Saudi Arabia's push to attract foreign property investment is fuelling real estate growth but raising concerns over soaring housing costs for locals.
3 min read
Arab and Gulf property investors are increasingly drawn to Saudi Arabia, but this has led to worries about increasing house prices [Getty]

Saudi Arabia's decision to allow foreign ownership of real estate in designated areas, set to take effect in January 2026, is reshaping the country's property landscape but not without fears of inflated house prices and affordability challenges for citizens.

While the reform is part of the kingdom's Vision 2030 strategy to diversify the economy and reduce dependence on oil, economists are warning that the influx of foreign capital could push prices further out of reach in major cities like Riyadh and Jeddah.

Real estate expert Ali Metwally, speaking from a consultancy firm in London, said housing deals in Saudi Arabia hit nearly $29 billion in the first quarter of 2025 alone, up 37 percent from the same period last year.

Apartment prices rose by 6.6 percent, and the average cost per square metre has climbed to 3,865 riyals (around $1,030).

Metwally highlighted that mortgage lending had surged, with loans reaching 846 billion riyals (around $226 billion), while some banks were offering up to 90 percent financing for first-time buyers - further fuelling demand.

"We're reaching the limits of local demand," Metwally said, "which is why Saudi Arabia is looking to foreign investors to sustain momentum."

Under the new policy, foreign buyers can obtain premium residency status by purchasing property worth at least 4 million riyals ($1.06 million).
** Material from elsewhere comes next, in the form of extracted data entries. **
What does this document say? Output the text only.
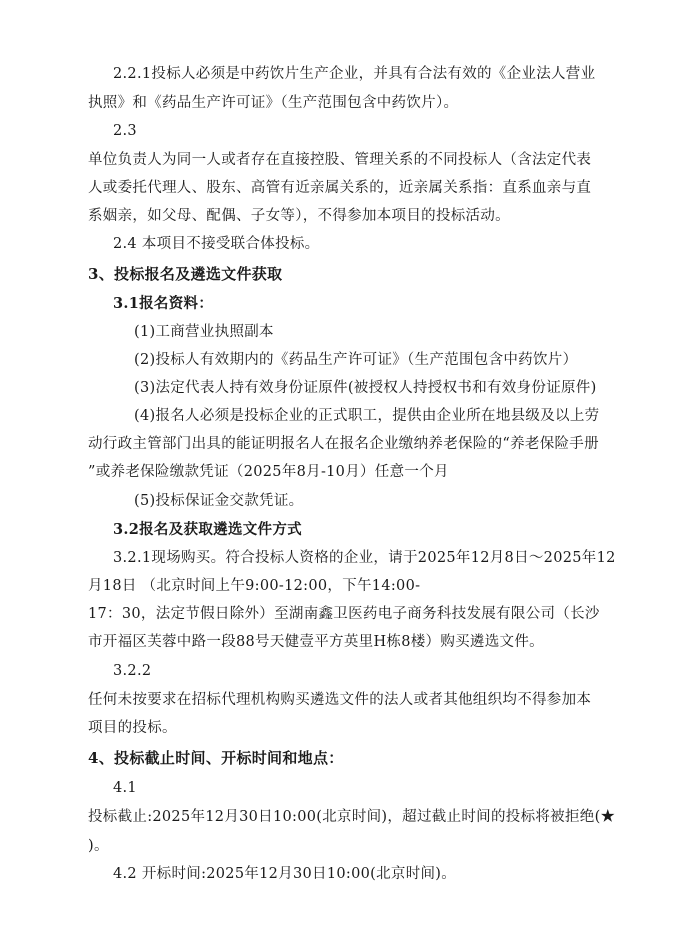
2.2.1投标人必须是中药饮片生产企业，并具有合法有效的《企业法人营业
执照》和《药品生产许可证》（生产范围包含中药饮片）。
2.3
单位负责人为同一人或者存在直接控股、管理关系的不同投标人（含法定代表
人或委托代理人、股东、高管有近亲属关系的，近亲属关系指：直系血亲与直
系姻亲，如父母、配偶、子女等），不得参加本项目的投标活动。
2.4 本项目不接受联合体投标。
3、投标报名及遴选文件获取
3.1报名资料：
(1)工商营业执照副本
(2)投标人有效期内的《药品生产许可证》（生产范围包含中药饮片）
(3)法定代表人持有效身份证原件(被授权人持授权书和有效身份证原件)
(4)报名人必须是投标企业的正式职工，提供由企业所在地县级及以上劳
动行政主管部门出具的能证明报名人在报名企业缴纳养老保险的“养老保险手册
”或养老保险缴款凭证（2025年8月-10月）任意一个月
(5)投标保证金交款凭证。
3.2报名及获取遴选文件方式
3.2.1现场购买。符合投标人资格的企业，请于2025年12月8日～2025年12
月18日 （北京时间上午9:00-12:00，下午14:00-
17：30，法定节假日除外）至湖南鑫卫医药电子商务科技发展有限公司（长沙
市开福区芙蓉中路一段88号天健壹平方英里H栋8楼）购买遴选文件。
3.2.2
任何未按要求在招标代理机构购买遴选文件的法人或者其他组织均不得参加本
项目的投标。
4、投标截止时间、开标时间和地点：
4.1
投标截止:2025年12月30日10:00(北京时间)，超过截止时间的投标将被拒绝(★
)。
4.2 开标时间:2025年12月30日10:00(北京时间)。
The residency offers long-term benefits, including permanent stay for families, freedom to work, and rights to own or lease property even in some special zones.

Already, more than 1,200 foreign investors have joined Saudi Arabia's premium residency programmes, and analysts expect that figure to rise sharply once the ownership law takes effect.

Private wealth funds from Europe and Asia are reportedly eyeing opportunities, drawn by the combination of political stability and favourable tax terms.

But as real estate interest grows, so do affordability issues. Since the Covid-19 pandemic, average housing prices in Riyadh have soared by 81 percent, leaving many Saudis priced out.

Metwally said the government should consider measures such as taxing unused land and expanding subsidised housing for low- and middle-income families.

Arab and Gulf investors are also increasingly drawn to the kingdom, which some now see as a compelling alternative to Dubai, given its size and emerging investment opportunities.

These regional investors could account for 15–20 percent of early transactions once the new rules take effect, Metwally estimates.

Meanwhile, expats living in Saudi Arabia are also expected to move from renting to owning, especially if ownership rules are made easier for residents already in the country.

The long-term economic outlook appears promising in terms of investment. Research by Al Rajhi Capital estimates foreign property ownership could attract $20–25 billion in direct investment by 2030 and grow the construction sector to $191 billion by 2029.

Still, experts stress the need for balanced growth. While inflows of capital could boost non-oil GDP and create new jobs, they also risk overheating the housing market.

"The challenge now is ensuring that Saudis aren’t priced out of their own cities," said economist Jassem Ajaka, who noted the importance of aligning investor incentives with broader housing access goals.

Ajaka said the move was in line with Vision 2030's goal of opening the economy to global partners. However, the real impact will depend on how effectively authorities regulate the market and ensure that expanded investment benefits both foreign backers and local residents.